Vasilev Vasil V, Noe Remi, Dragon-Durey Marie-Agnes, Chauvet Sophie, Lazarov Valentin J, Deliyska Boriana P, Fremeaux-Bacchi Veronique, Dimitrov Jordan D, Roumenina Lubka T
From the Nephrology Clinic, University Hospital "Tsaritsa Yoanna-ISUL," Medical University, 1527 Sofia, Bulgaria.
INSERM, UMR_S 1138, Centre de Recherche des Cordeliers, 75006 Paris, France, the Ecole Pratique des Hautes Études, 75014 Paris, France.
J Biol Chem. 2015 Oct 16;290(42):25343-55. doi: 10.1074/jbc.M115.647008. Epub 2015 Aug 5.
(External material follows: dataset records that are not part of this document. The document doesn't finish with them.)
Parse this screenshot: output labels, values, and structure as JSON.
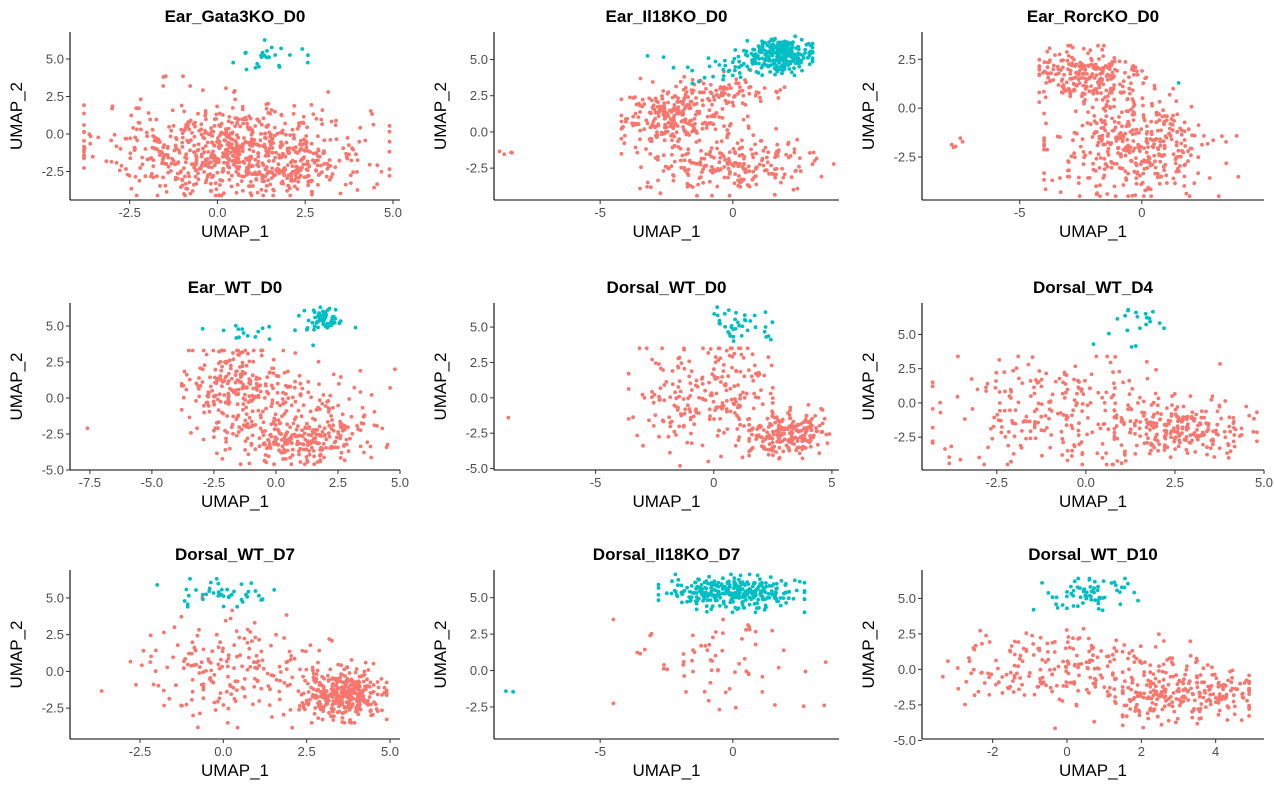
{
  "colors": {
    "cluster_0": "#F8766D",
    "cluster_1": "#00BFC4"
  },
  "chart_data": [
    {
      "type": "scatter",
      "title": "Ear_Gata3KO_D0",
      "xlabel": "UMAP_1",
      "ylabel": "UMAP_2",
      "xlim": [
        -4.2,
        5.2
      ],
      "ylim": [
        -4.4,
        6.8
      ],
      "xticks": [
        "-2.5",
        "0.0",
        "2.5",
        "5.0"
      ],
      "yticks": [
        "-2.5",
        "0.0",
        "2.5",
        "5.0"
      ],
      "series": [
        {
          "values": [
            {
              "n": 700,
              "cx": 0.5,
              "cy": -1.0,
              "sx": 1.9,
              "sy": 1.5,
              "xmin": -3.8,
              "xmax": 4.9,
              "ymin": -4.1,
              "ymax": 3.2
            },
            {
              "n": 120,
              "cx": 1.5,
              "cy": -2.3,
              "sx": 1.0,
              "sy": 0.9,
              "xmin": -3.8,
              "xmax": 4.9,
              "ymin": -4.1,
              "ymax": 3.2
            },
            {
              "n": 3,
              "cx": -1.3,
              "cy": 3.8,
              "sx": 0.3,
              "sy": 0.05
            }
          ]
        },
        {
          "values": [
            {
              "n": 24,
              "cx": 1.5,
              "cy": 5.2,
              "sx": 0.7,
              "sy": 0.45,
              "ymin": 4.3,
              "ymax": 6.5
            }
          ]
        }
      ]
    },
    {
      "type": "scatter",
      "title": "Ear_Il18KO_D0",
      "xlabel": "UMAP_1",
      "ylabel": "UMAP_2",
      "xlim": [
        -9.0,
        4.0
      ],
      "ylim": [
        -4.7,
        6.9
      ],
      "xticks": [
        "-5",
        "0"
      ],
      "yticks": [
        "-2.5",
        "0.0",
        "2.5",
        "5.0"
      ],
      "series": [
        {
          "values": [
            {
              "n": 260,
              "cx": -2.2,
              "cy": 1.0,
              "sx": 1.0,
              "sy": 1.1,
              "xmin": -4.2,
              "xmax": 0.6,
              "ymin": -2.5,
              "ymax": 3.8
            },
            {
              "n": 220,
              "cx": 0.0,
              "cy": -2.2,
              "sx": 1.6,
              "sy": 1.0,
              "xmin": -3.5,
              "xmax": 3.8,
              "ymin": -4.4,
              "ymax": 0.5
            },
            {
              "n": 60,
              "cx": 0.0,
              "cy": 2.6,
              "sx": 1.0,
              "sy": 0.5
            },
            {
              "n": 4,
              "cx": -8.1,
              "cy": -1.5,
              "sx": 0.35,
              "sy": 0.15
            }
          ]
        },
        {
          "values": [
            {
              "n": 260,
              "cx": 1.8,
              "cy": 5.3,
              "sx": 0.65,
              "sy": 0.55,
              "xmin": 0.0,
              "xmax": 3.0,
              "ymin": 3.9,
              "ymax": 6.6
            },
            {
              "n": 30,
              "cx": -0.5,
              "cy": 4.3,
              "sx": 1.0,
              "sy": 0.6
            }
          ]
        }
      ]
    },
    {
      "type": "scatter",
      "title": "Ear_RorcKO_D0",
      "xlabel": "UMAP_1",
      "ylabel": "UMAP_2",
      "xlim": [
        -9.0,
        5.0
      ],
      "ylim": [
        -4.7,
        3.9
      ],
      "xticks": [
        "-5",
        "0"
      ],
      "yticks": [
        "-2.5",
        "0.0",
        "2.5"
      ],
      "series": [
        {
          "values": [
            {
              "n": 230,
              "cx": -2.3,
              "cy": 1.6,
              "sx": 1.2,
              "sy": 0.8,
              "xmin": -4.2,
              "xmax": 1.5,
              "ymin": -0.3,
              "ymax": 3.2
            },
            {
              "n": 380,
              "cx": -0.3,
              "cy": -2.0,
              "sx": 1.6,
              "sy": 1.3,
              "xmin": -4.0,
              "xmax": 4.3,
              "ymin": -4.5,
              "ymax": 1.0
            },
            {
              "n": 5,
              "cx": -7.4,
              "cy": -1.7,
              "sx": 0.25,
              "sy": 0.3
            }
          ]
        },
        {
          "values": [
            {
              "n": 1,
              "cx": 1.5,
              "cy": 1.3,
              "sx": 0.01,
              "sy": 0.01
            }
          ]
        }
      ]
    },
    {
      "type": "scatter",
      "title": "Ear_WT_D0",
      "xlabel": "UMAP_1",
      "ylabel": "UMAP_2",
      "xlim": [
        -8.3,
        5.0
      ],
      "ylim": [
        -5.0,
        6.6
      ],
      "xticks": [
        "-7.5",
        "-5.0",
        "-2.5",
        "0.0",
        "2.5",
        "5.0"
      ],
      "yticks": [
        "-5.0",
        "-2.5",
        "0.0",
        "2.5",
        "5.0"
      ],
      "series": [
        {
          "values": [
            {
              "n": 240,
              "cx": -1.6,
              "cy": 0.8,
              "sx": 1.0,
              "sy": 1.5,
              "xmin": -3.8,
              "xmax": 1.0,
              "ymin": -3.0,
              "ymax": 3.3
            },
            {
              "n": 260,
              "cx": 0.9,
              "cy": -2.8,
              "sx": 1.4,
              "sy": 0.9,
              "xmin": -2.5,
              "xmax": 4.5,
              "ymin": -4.6,
              "ymax": -0.5
            },
            {
              "n": 60,
              "cx": 1.8,
              "cy": 0.2,
              "sx": 1.3,
              "sy": 0.9
            },
            {
              "n": 1,
              "cx": -7.6,
              "cy": -2.1,
              "sx": 0.01,
              "sy": 0.01
            }
          ]
        },
        {
          "values": [
            {
              "n": 55,
              "cx": 1.9,
              "cy": 5.5,
              "sx": 0.35,
              "sy": 0.45,
              "ymin": 4.3,
              "ymax": 6.3
            },
            {
              "n": 18,
              "cx": -0.2,
              "cy": 4.6,
              "sx": 1.2,
              "sy": 0.4
            }
          ]
        }
      ]
    },
    {
      "type": "scatter",
      "title": "Dorsal_WT_D0",
      "xlabel": "UMAP_1",
      "ylabel": "UMAP_2",
      "xlim": [
        -9.3,
        5.3
      ],
      "ylim": [
        -5.1,
        6.7
      ],
      "xticks": [
        "-5",
        "0",
        "5"
      ],
      "yticks": [
        "-5.0",
        "-2.5",
        "0.0",
        "2.5",
        "5.0"
      ],
      "series": [
        {
          "values": [
            {
              "n": 200,
              "cx": 3.0,
              "cy": -2.6,
              "sx": 0.8,
              "sy": 0.8,
              "xmin": 1.5,
              "xmax": 4.9,
              "ymin": -4.3,
              "ymax": -0.5
            },
            {
              "n": 230,
              "cx": -0.2,
              "cy": 0.2,
              "sx": 1.5,
              "sy": 1.8,
              "xmin": -3.6,
              "xmax": 2.5,
              "ymin": -4.8,
              "ymax": 3.5
            },
            {
              "n": 1,
              "cx": -8.7,
              "cy": -1.4,
              "sx": 0.01,
              "sy": 0.01
            }
          ]
        },
        {
          "values": [
            {
              "n": 38,
              "cx": 1.2,
              "cy": 5.3,
              "sx": 0.8,
              "sy": 0.6,
              "ymin": 3.7,
              "ymax": 6.4
            }
          ]
        }
      ]
    },
    {
      "type": "scatter",
      "title": "Dorsal_WT_D4",
      "xlabel": "UMAP_1",
      "ylabel": "UMAP_2",
      "xlim": [
        -4.6,
        5.0
      ],
      "ylim": [
        -4.9,
        7.3
      ],
      "xticks": [
        "-2.5",
        "0.0",
        "2.5",
        "5.0"
      ],
      "yticks": [
        "-2.5",
        "0.0",
        "2.5",
        "5.0"
      ],
      "series": [
        {
          "values": [
            {
              "n": 200,
              "cx": 2.7,
              "cy": -1.8,
              "sx": 1.0,
              "sy": 0.9,
              "xmin": 0.8,
              "xmax": 4.8,
              "ymin": -4.2,
              "ymax": 0.5
            },
            {
              "n": 260,
              "cx": -0.5,
              "cy": -0.5,
              "sx": 1.9,
              "sy": 2.0,
              "xmin": -4.3,
              "xmax": 4.5,
              "ymin": -4.5,
              "ymax": 3.4
            }
          ]
        },
        {
          "values": [
            {
              "n": 16,
              "cx": 1.7,
              "cy": 6.2,
              "sx": 0.35,
              "sy": 0.4,
              "ymin": 5.3,
              "ymax": 6.8
            },
            {
              "n": 4,
              "cx": 0.7,
              "cy": 4.8,
              "sx": 0.5,
              "sy": 0.5
            }
          ]
        }
      ]
    },
    {
      "type": "scatter",
      "title": "Dorsal_WT_D7",
      "xlabel": "UMAP_1",
      "ylabel": "UMAP_2",
      "xlim": [
        -4.6,
        5.3
      ],
      "ylim": [
        -4.6,
        6.9
      ],
      "xticks": [
        "-2.5",
        "0.0",
        "2.5",
        "5.0"
      ],
      "yticks": [
        "-2.5",
        "0.0",
        "2.5",
        "5.0"
      ],
      "series": [
        {
          "values": [
            {
              "n": 340,
              "cx": 3.6,
              "cy": -1.6,
              "sx": 0.6,
              "sy": 0.8,
              "xmin": 2.0,
              "xmax": 4.9,
              "ymin": -3.5,
              "ymax": 1.0
            },
            {
              "n": 200,
              "cx": 0.3,
              "cy": 0.0,
              "sx": 1.4,
              "sy": 1.6,
              "xmin": -4.2,
              "xmax": 4.0,
              "ymin": -4.4,
              "ymax": 5.2
            }
          ]
        },
        {
          "values": [
            {
              "n": 42,
              "cx": -0.1,
              "cy": 5.4,
              "sx": 0.7,
              "sy": 0.5,
              "ymin": 4.4,
              "ymax": 6.3
            }
          ]
        }
      ]
    },
    {
      "type": "scatter",
      "title": "Dorsal_Il18KO_D7",
      "xlabel": "UMAP_1",
      "ylabel": "UMAP_2",
      "xlim": [
        -9.0,
        4.0
      ],
      "ylim": [
        -4.7,
        6.9
      ],
      "xticks": [
        "-5",
        "0"
      ],
      "yticks": [
        "-2.5",
        "0.0",
        "2.5",
        "5.0"
      ],
      "series": [
        {
          "values": [
            {
              "n": 60,
              "cx": -0.4,
              "cy": 0.5,
              "sx": 1.8,
              "sy": 1.6,
              "xmin": -4.5,
              "xmax": 3.5,
              "ymin": -4.3,
              "ymax": 3.5
            },
            {
              "n": 6,
              "cx": 0.7,
              "cy": 3.0,
              "sx": 0.2,
              "sy": 0.2
            }
          ]
        },
        {
          "values": [
            {
              "n": 300,
              "cx": 0.1,
              "cy": 5.3,
              "sx": 1.2,
              "sy": 0.55,
              "xmin": -2.8,
              "xmax": 2.7,
              "ymin": 4.0,
              "ymax": 6.6
            },
            {
              "n": 2,
              "cx": -8.3,
              "cy": -1.5,
              "sx": 0.3,
              "sy": 0.05
            }
          ]
        }
      ]
    },
    {
      "type": "scatter",
      "title": "Dorsal_WT_D10",
      "xlabel": "UMAP_1",
      "ylabel": "UMAP_2",
      "xlim": [
        -3.9,
        5.3
      ],
      "ylim": [
        -4.9,
        7.0
      ],
      "xticks": [
        "-2",
        "0",
        "2",
        "4"
      ],
      "yticks": [
        "-5.0",
        "-2.5",
        "0.0",
        "2.5",
        "5.0"
      ],
      "series": [
        {
          "values": [
            {
              "n": 220,
              "cx": 3.3,
              "cy": -1.8,
              "sx": 1.0,
              "sy": 0.9,
              "xmin": 1.5,
              "xmax": 4.9,
              "ymin": -4.2,
              "ymax": 0.5
            },
            {
              "n": 250,
              "cx": 0.2,
              "cy": 0.0,
              "sx": 1.6,
              "sy": 1.4,
              "xmin": -3.5,
              "xmax": 3.5,
              "ymin": -4.5,
              "ymax": 3.5
            }
          ]
        },
        {
          "values": [
            {
              "n": 65,
              "cx": 0.6,
              "cy": 5.3,
              "sx": 0.75,
              "sy": 0.6,
              "ymin": 3.5,
              "ymax": 6.4
            }
          ]
        }
      ]
    }
  ]
}
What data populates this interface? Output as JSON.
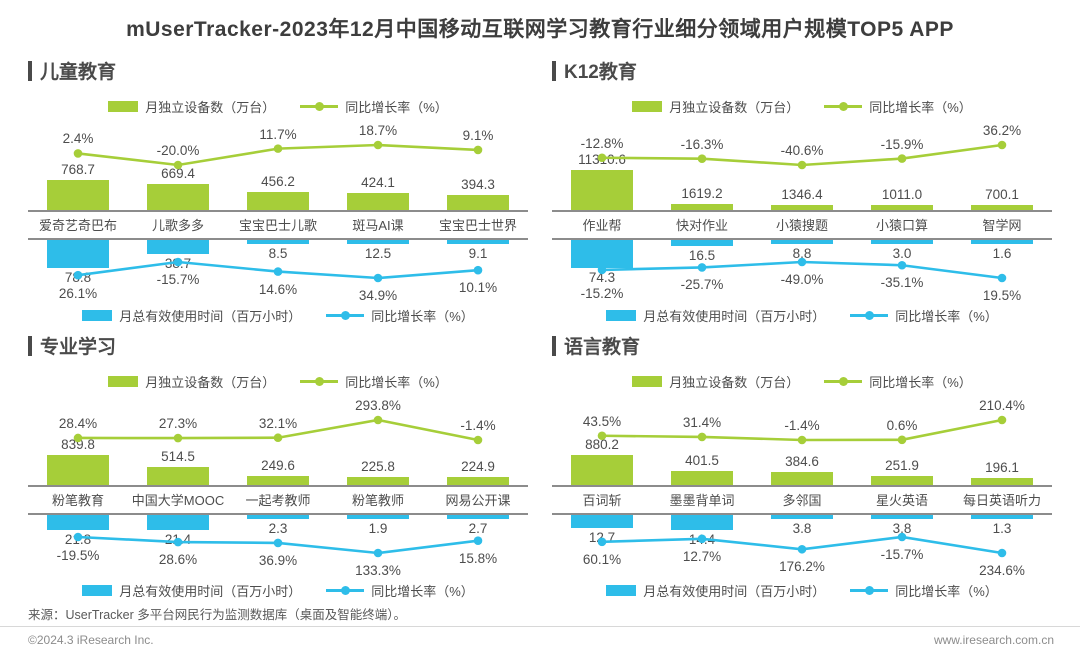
{
  "title": "mUserTracker-2023年12月中国移动互联网学习教育行业细分领域用户规模TOP5 APP",
  "legend": {
    "devices": "月独立设备数（万台）",
    "usage": "月总有效使用时间（百万小时）",
    "growth": "同比增长率（%）"
  },
  "colors": {
    "green": "#a6ce39",
    "blue": "#2ebde9"
  },
  "footer": {
    "source": "来源：UserTracker 多平台网民行为监测数据库（桌面及智能终端）。",
    "copyright": "©2024.3 iResearch Inc.",
    "website": "www.iresearch.com.cn"
  },
  "chart_data": [
    {
      "type": "bar",
      "section": "儿童教育",
      "categories": [
        "爱奇艺奇巴布",
        "儿歌多多",
        "宝宝巴士儿歌",
        "斑马AI课",
        "宝宝巴士世界"
      ],
      "series": [
        {
          "name": "月独立设备数（万台）",
          "type": "bar",
          "values": [
            768.7,
            669.4,
            456.2,
            424.1,
            394.3
          ]
        },
        {
          "name": "同比增长率（%）",
          "type": "line",
          "values": [
            2.4,
            -20.0,
            11.7,
            18.7,
            9.1
          ]
        },
        {
          "name": "月总有效使用时间（百万小时）",
          "type": "bar-mirrored",
          "values": [
            78.8,
            38.7,
            8.5,
            12.5,
            9.1
          ]
        },
        {
          "name": "同比增长率（%）",
          "type": "line-mirrored",
          "values": [
            26.1,
            -15.7,
            14.6,
            34.9,
            10.1
          ]
        }
      ]
    },
    {
      "type": "bar",
      "section": "K12教育",
      "categories": [
        "作业帮",
        "快对作业",
        "小猿搜题",
        "小猿口算",
        "智学网"
      ],
      "series": [
        {
          "name": "月独立设备数（万台）",
          "type": "bar",
          "values": [
            11310.6,
            1619.2,
            1346.4,
            1011.0,
            700.1
          ]
        },
        {
          "name": "同比增长率（%）",
          "type": "line",
          "values": [
            -12.8,
            -16.3,
            -40.6,
            -15.9,
            36.2
          ]
        },
        {
          "name": "月总有效使用时间（百万小时）",
          "type": "bar-mirrored",
          "values": [
            74.3,
            16.5,
            8.8,
            3.0,
            1.6
          ]
        },
        {
          "name": "同比增长率（%）",
          "type": "line-mirrored",
          "values": [
            -15.2,
            -25.7,
            -49.0,
            -35.1,
            19.5
          ]
        }
      ]
    },
    {
      "type": "bar",
      "section": "专业学习",
      "categories": [
        "粉笔教育",
        "中国大学MOOC",
        "一起考教师",
        "粉笔教师",
        "网易公开课"
      ],
      "series": [
        {
          "name": "月独立设备数（万台）",
          "type": "bar",
          "values": [
            839.8,
            514.5,
            249.6,
            225.8,
            224.9
          ]
        },
        {
          "name": "同比增长率（%）",
          "type": "line",
          "values": [
            28.4,
            27.3,
            32.1,
            293.8,
            -1.4
          ]
        },
        {
          "name": "月总有效使用时间（百万小时）",
          "type": "bar-mirrored",
          "values": [
            21.8,
            21.4,
            2.3,
            1.9,
            2.7
          ]
        },
        {
          "name": "同比增长率（%）",
          "type": "line-mirrored",
          "values": [
            -19.5,
            28.6,
            36.9,
            133.3,
            15.8
          ]
        }
      ]
    },
    {
      "type": "bar",
      "section": "语言教育",
      "categories": [
        "百词斩",
        "墨墨背单词",
        "多邻国",
        "星火英语",
        "每日英语听力"
      ],
      "series": [
        {
          "name": "月独立设备数（万台）",
          "type": "bar",
          "values": [
            880.2,
            401.5,
            384.6,
            251.9,
            196.1
          ]
        },
        {
          "name": "同比增长率（%）",
          "type": "line",
          "values": [
            43.5,
            31.4,
            -1.4,
            0.6,
            210.4
          ]
        },
        {
          "name": "月总有效使用时间（百万小时）",
          "type": "bar-mirrored",
          "values": [
            12.7,
            14.4,
            3.8,
            3.8,
            1.3
          ]
        },
        {
          "name": "同比增长率（%）",
          "type": "line-mirrored",
          "values": [
            60.1,
            12.7,
            176.2,
            -15.7,
            234.6
          ]
        }
      ]
    }
  ]
}
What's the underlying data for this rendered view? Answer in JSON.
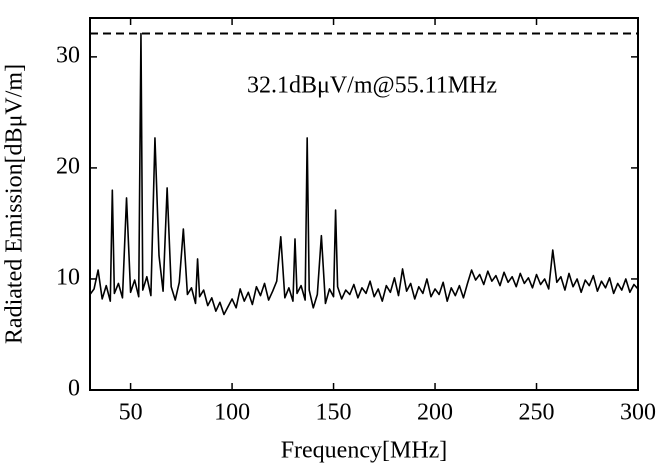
{
  "chart_data": {
    "type": "line",
    "xlabel": "Frequency[MHz]",
    "ylabel": "Radiated Emission[dBμV/m]",
    "annotation": "32.1dBμV/m@55.11MHz",
    "hline": 32.1,
    "xlim": [
      30,
      300
    ],
    "xticks": [
      50,
      100,
      150,
      200,
      250,
      300
    ],
    "ylim": [
      0,
      33.5
    ],
    "yticks": [
      0,
      10,
      20,
      30
    ],
    "grid": false,
    "x": [
      30,
      32,
      34,
      36,
      38,
      40,
      41,
      42,
      44,
      46,
      48,
      50,
      52,
      54,
      55.11,
      56,
      58,
      60,
      62,
      64,
      66,
      68,
      70,
      72,
      74,
      76,
      78,
      80,
      82,
      83,
      84,
      86,
      88,
      90,
      92,
      94,
      96,
      98,
      100,
      102,
      104,
      106,
      108,
      110,
      112,
      114,
      116,
      118,
      120,
      122,
      124,
      126,
      128,
      130,
      131,
      132,
      134,
      136,
      137,
      138,
      140,
      142,
      144,
      146,
      148,
      150,
      151,
      152,
      154,
      156,
      158,
      160,
      162,
      164,
      166,
      168,
      170,
      172,
      174,
      176,
      178,
      180,
      182,
      184,
      186,
      188,
      190,
      192,
      194,
      196,
      198,
      200,
      202,
      204,
      206,
      208,
      210,
      212,
      214,
      216,
      218,
      220,
      222,
      224,
      226,
      228,
      230,
      232,
      234,
      236,
      238,
      240,
      242,
      244,
      246,
      248,
      250,
      252,
      254,
      256,
      258,
      260,
      262,
      264,
      266,
      268,
      270,
      272,
      274,
      276,
      278,
      280,
      282,
      284,
      286,
      288,
      290,
      292,
      294,
      296,
      298,
      300
    ],
    "series": [
      {
        "name": "Radiated Emission",
        "color": "#000000",
        "values": [
          8.6,
          9.1,
          10.8,
          8.2,
          9.4,
          8.0,
          18.0,
          8.7,
          9.6,
          8.3,
          17.3,
          8.8,
          9.9,
          8.4,
          32.1,
          9.0,
          10.2,
          8.5,
          22.7,
          12.1,
          8.9,
          18.2,
          9.3,
          8.1,
          9.7,
          14.5,
          8.6,
          9.2,
          7.8,
          11.8,
          8.4,
          9.0,
          7.6,
          8.3,
          7.1,
          7.9,
          6.8,
          7.5,
          8.2,
          7.4,
          9.1,
          8.0,
          8.8,
          7.7,
          9.3,
          8.5,
          9.6,
          8.1,
          8.9,
          9.8,
          13.8,
          8.3,
          9.2,
          8.0,
          13.6,
          8.7,
          9.4,
          8.1,
          22.7,
          9.0,
          7.4,
          8.6,
          13.9,
          7.8,
          9.1,
          8.4,
          16.2,
          9.3,
          8.2,
          9.0,
          8.6,
          9.5,
          8.3,
          9.2,
          8.7,
          9.8,
          8.4,
          9.1,
          8.0,
          9.4,
          8.8,
          10.1,
          8.5,
          10.9,
          8.9,
          9.6,
          8.2,
          9.3,
          8.7,
          10.0,
          8.4,
          9.1,
          8.6,
          9.7,
          8.0,
          9.2,
          8.5,
          9.4,
          8.3,
          9.6,
          10.8,
          9.9,
          10.4,
          9.5,
          10.7,
          9.8,
          10.3,
          9.4,
          10.6,
          9.7,
          10.2,
          9.3,
          10.5,
          9.6,
          10.1,
          9.2,
          10.4,
          9.5,
          10.0,
          9.1,
          12.6,
          9.7,
          10.2,
          9.0,
          10.5,
          9.3,
          10.0,
          8.8,
          9.9,
          9.4,
          10.3,
          8.9,
          9.8,
          9.2,
          10.1,
          8.7,
          9.6,
          9.0,
          10.0,
          8.8,
          9.5,
          9.1
        ]
      }
    ]
  }
}
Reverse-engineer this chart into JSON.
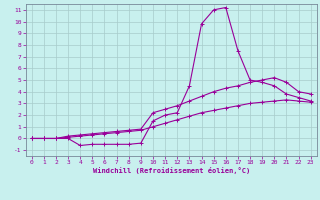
{
  "xlabel": "Windchill (Refroidissement éolien,°C)",
  "bg_color": "#c8f0ee",
  "grid_color": "#a8cccb",
  "line_color": "#990099",
  "xlim": [
    -0.5,
    23.5
  ],
  "ylim": [
    -1.5,
    11.5
  ],
  "xticks": [
    0,
    1,
    2,
    3,
    4,
    5,
    6,
    7,
    8,
    9,
    10,
    11,
    12,
    13,
    14,
    15,
    16,
    17,
    18,
    19,
    20,
    21,
    22,
    23
  ],
  "yticks": [
    -1,
    0,
    1,
    2,
    3,
    4,
    5,
    6,
    7,
    8,
    9,
    10,
    11
  ],
  "series": [
    [
      0,
      0,
      0,
      0,
      -0.6,
      -0.5,
      -0.5,
      -0.5,
      -0.5,
      -0.4,
      1.5,
      2.0,
      2.2,
      4.5,
      9.8,
      11.0,
      11.2,
      7.5,
      5.0,
      4.8,
      4.5,
      3.8,
      3.5,
      3.2
    ],
    [
      0,
      0,
      0,
      0.2,
      0.3,
      0.4,
      0.5,
      0.6,
      0.7,
      0.8,
      2.2,
      2.5,
      2.8,
      3.2,
      3.6,
      4.0,
      4.3,
      4.5,
      4.8,
      5.0,
      5.2,
      4.8,
      4.0,
      3.8
    ],
    [
      0,
      0,
      0,
      0.1,
      0.2,
      0.3,
      0.4,
      0.5,
      0.6,
      0.7,
      1.0,
      1.3,
      1.6,
      1.9,
      2.2,
      2.4,
      2.6,
      2.8,
      3.0,
      3.1,
      3.2,
      3.3,
      3.2,
      3.1
    ]
  ]
}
Lupus nephritis (LN) is a complication of the autoimmune disease systemic lupus erythematosus. Because the complement system plays a critical role in orchestrating inflammatory and immune responses as well as in the clearance of immune complexes, autoreactivity to complement components may have considerable pathological consequences. Autoantibodies against the central complement component C3 have been reported in systemic lupus erythematosus, but their molecular mechanism and functional relevance are not well understood. The objective of this study was to evaluate the frequency and the functional properties of the anti-C3 autoantibodies. Anti-C3 autoantibodies were measured in plasma of 39 LN patients, and identification of their epitopes on the C3 molecule was performed. By using surface plasmon resonance, we analyzed the influence of patient-derived IgG antibodies on the interaction of C3b with Factor B, Factor H, and complement receptor 1. The capacity of these antibodies to dysregulate the C3 convertase on the surface of endothelial cell was measured by flow cytometry. Here we report that the frequency of anti-C3 autoantibodies in LN is ∼30%. They inhibited interactions of the negative complement regulators Factor H and complement receptor 1 with C3b. An enhanced C3 deposition was also observed on human endothelial cells in the presence of C3 autoantibodies. In addition, anti-C3 autoantibody levels correlated with disease activity. In conclusion, the anti-C3 autoantibodies in LN may contribute to the autoimmune pathology by their capacity to overactivate the complement system.
狼疮性肾炎(LN)是自身免疫性疾病系统性红斑狼疮的一种并发症。由于补体系统在协调炎症和免疫反应以及免疫复合物清除过程中发挥关键作用,因此针对补体成分的自身反应性可能会产生相当严重的病理后果。系统性红斑狼疮患者中已报道存在针对补体核心成分C3的自身抗体,但其分子机制和功能相关性尚不清楚。本研究的目的是评估抗C3自身抗体的频率及其功能特性。我们检测了39例LN患者血浆中的抗C3自身抗体,并对其在C3分子上的表位进行了鉴定。通过表面等离子体共振技术,我们分析了患者来源的IgG抗体对C3b与因子B、因子H及补体受体1相互作用的影响。利用流式细胞术检测了这些抗体对内皮细胞表面C3转化酶调节异常的能力。在此我们报告,LN患者中抗C3自身抗体的频率约为30%。它们抑制了补体负调节因子因子H和补体受体1与C3b的相互作用。在存在C3自身抗体的情况下,人内皮细胞上也观察到C3沉积增加。此外,抗C3自身抗体水平与疾病活动度相关。总之,LN中的抗C3自身抗体可能因其过度激活补体系统的能力而导致自身免疫病理过程。